Ultimate photon rocket – The Planck Photon Rocket

The Ultimate Limits of the Relativistic Rocket Equation – The Planck Photon Rocket (theoretical speculation)

If you can accelerate a particle close enough to lightspeed then it collapses into a Planck blackhole and that blackhole will almost instantly evaporate into gamma rays.

A paper looks at the ultimate limits of a photon propulsion rocket. The maximum velocity for a photon propulsion rocket is just below the speed of light and is a function of the reduced Compton wavelength of the heaviest subatomic particles in the rocket. We are basically combining the relativistic rocket equation with Haug’s new insight in the maximum velocity for anything with rest mass. An interesting new finding is that in order to accelerate any sub-atomic “fundamental” particle to its maximum velocity, the particle rocket basically needs two Planck masses of initial load. This might sound illogical until one understands that subatomic particles with different masses have different maximum velocities. This can be generalized to large rockets and gives us the maximum theoretical velocity of a fully efficient and ideal rocket. Further, no additional fuel is needed to accelerate a Planck mass particle to its maximum velocity; this also might sound absurd, but it has a very simple and logical solution that is explained in this paper.

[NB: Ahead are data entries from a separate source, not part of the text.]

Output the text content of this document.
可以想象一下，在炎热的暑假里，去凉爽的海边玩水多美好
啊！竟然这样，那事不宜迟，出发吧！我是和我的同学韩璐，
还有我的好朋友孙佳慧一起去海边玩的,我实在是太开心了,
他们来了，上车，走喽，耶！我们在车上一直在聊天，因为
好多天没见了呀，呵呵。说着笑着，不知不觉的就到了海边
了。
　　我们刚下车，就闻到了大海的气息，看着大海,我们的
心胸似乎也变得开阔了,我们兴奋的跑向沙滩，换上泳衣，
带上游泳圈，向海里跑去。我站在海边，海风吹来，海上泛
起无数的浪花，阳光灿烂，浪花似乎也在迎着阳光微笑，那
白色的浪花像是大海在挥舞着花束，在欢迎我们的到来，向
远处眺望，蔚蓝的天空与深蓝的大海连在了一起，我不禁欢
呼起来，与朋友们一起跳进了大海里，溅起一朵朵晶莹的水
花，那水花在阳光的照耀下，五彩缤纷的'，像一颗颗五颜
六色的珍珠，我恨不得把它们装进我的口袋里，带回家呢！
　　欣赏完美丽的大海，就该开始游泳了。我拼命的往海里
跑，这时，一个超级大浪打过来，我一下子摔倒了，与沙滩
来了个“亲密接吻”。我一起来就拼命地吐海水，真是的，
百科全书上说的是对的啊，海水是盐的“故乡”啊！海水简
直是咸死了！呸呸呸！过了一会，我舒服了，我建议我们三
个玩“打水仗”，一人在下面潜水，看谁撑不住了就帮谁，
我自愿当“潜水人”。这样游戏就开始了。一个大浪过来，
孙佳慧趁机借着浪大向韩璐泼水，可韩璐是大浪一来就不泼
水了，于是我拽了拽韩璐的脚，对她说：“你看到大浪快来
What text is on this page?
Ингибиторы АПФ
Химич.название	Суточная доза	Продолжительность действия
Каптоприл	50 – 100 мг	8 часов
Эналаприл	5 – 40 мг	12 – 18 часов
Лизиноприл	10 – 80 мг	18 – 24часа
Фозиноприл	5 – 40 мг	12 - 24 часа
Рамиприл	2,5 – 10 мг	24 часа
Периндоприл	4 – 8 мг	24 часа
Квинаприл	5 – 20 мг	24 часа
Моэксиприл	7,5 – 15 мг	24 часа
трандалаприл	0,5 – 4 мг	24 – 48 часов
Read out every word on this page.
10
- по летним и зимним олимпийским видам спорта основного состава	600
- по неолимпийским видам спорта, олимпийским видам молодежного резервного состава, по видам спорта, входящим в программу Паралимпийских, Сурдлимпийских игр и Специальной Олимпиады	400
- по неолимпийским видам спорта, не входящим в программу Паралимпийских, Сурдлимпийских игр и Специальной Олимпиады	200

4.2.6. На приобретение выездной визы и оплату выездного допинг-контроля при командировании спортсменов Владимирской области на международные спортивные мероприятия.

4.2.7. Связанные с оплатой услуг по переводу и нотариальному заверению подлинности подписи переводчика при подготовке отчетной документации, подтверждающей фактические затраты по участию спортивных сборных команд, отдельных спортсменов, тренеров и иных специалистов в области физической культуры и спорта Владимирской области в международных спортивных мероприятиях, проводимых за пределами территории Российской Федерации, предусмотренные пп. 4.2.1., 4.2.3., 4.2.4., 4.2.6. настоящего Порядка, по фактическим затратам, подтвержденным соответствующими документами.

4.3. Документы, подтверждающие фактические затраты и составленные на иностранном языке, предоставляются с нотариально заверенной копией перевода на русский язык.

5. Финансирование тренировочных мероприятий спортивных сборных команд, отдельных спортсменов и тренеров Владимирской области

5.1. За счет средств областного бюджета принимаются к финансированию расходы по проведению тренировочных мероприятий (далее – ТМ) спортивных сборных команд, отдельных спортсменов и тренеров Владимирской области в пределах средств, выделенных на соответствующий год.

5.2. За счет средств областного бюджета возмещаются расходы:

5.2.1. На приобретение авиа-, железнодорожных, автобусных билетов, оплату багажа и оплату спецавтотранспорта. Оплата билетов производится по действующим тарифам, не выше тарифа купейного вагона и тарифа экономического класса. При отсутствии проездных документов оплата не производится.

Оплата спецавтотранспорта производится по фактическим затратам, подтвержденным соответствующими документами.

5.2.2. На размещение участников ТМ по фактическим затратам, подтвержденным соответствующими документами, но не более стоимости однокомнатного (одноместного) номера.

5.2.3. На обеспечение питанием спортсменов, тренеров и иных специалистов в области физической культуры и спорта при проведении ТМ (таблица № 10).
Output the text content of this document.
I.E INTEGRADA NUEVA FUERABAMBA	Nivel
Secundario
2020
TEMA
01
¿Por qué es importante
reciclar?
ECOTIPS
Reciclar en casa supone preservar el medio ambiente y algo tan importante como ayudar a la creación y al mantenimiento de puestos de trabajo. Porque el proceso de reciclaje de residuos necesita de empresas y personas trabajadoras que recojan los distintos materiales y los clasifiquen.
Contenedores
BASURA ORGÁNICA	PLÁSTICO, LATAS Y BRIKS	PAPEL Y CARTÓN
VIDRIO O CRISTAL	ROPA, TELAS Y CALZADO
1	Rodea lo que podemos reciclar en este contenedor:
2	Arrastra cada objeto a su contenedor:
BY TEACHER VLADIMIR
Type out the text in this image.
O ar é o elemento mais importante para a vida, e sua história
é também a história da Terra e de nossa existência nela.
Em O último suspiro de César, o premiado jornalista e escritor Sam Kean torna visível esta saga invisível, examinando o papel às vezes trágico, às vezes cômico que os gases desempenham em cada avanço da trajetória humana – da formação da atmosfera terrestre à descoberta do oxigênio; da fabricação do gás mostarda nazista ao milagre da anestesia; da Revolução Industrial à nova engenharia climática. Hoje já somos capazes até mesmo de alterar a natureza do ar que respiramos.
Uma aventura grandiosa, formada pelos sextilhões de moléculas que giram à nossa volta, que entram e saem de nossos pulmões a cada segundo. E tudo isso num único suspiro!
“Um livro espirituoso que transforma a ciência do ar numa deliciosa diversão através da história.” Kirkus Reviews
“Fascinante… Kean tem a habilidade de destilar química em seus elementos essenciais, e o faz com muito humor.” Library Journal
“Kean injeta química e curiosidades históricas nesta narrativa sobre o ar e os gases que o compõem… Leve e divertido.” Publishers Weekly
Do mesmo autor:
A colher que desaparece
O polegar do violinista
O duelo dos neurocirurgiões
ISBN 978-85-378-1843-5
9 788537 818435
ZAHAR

The maximum amount of fuel needed for any fully-efficient particle rocket is equal to two Planck masses. This amount of fuel will bring any subatomic particle up to its maximum velocity. At this maximum velocity the subatomic particle will itself turn into a Planck mass particle and likely will explode into energy. Interestingly, we need no fuel to accelerate a fundamental particle that has a rest-mass equal to Planck mass up to its maximum velocity. This is because the maximum velocity of a Planck mass particle is zero as observed from any reference frame. However, the Planck mass particle can only be at rest for an instant. The Planck mass particle can be seen as the very turning point of two light particles; it exists when two light particles collide. Haug’s newly-introduced maximum mass velocity equation seems to be fully consistent with application to the relativistic rocket equation and it gives an important new insight into the ultimate limit of fully-efficient particle rockets.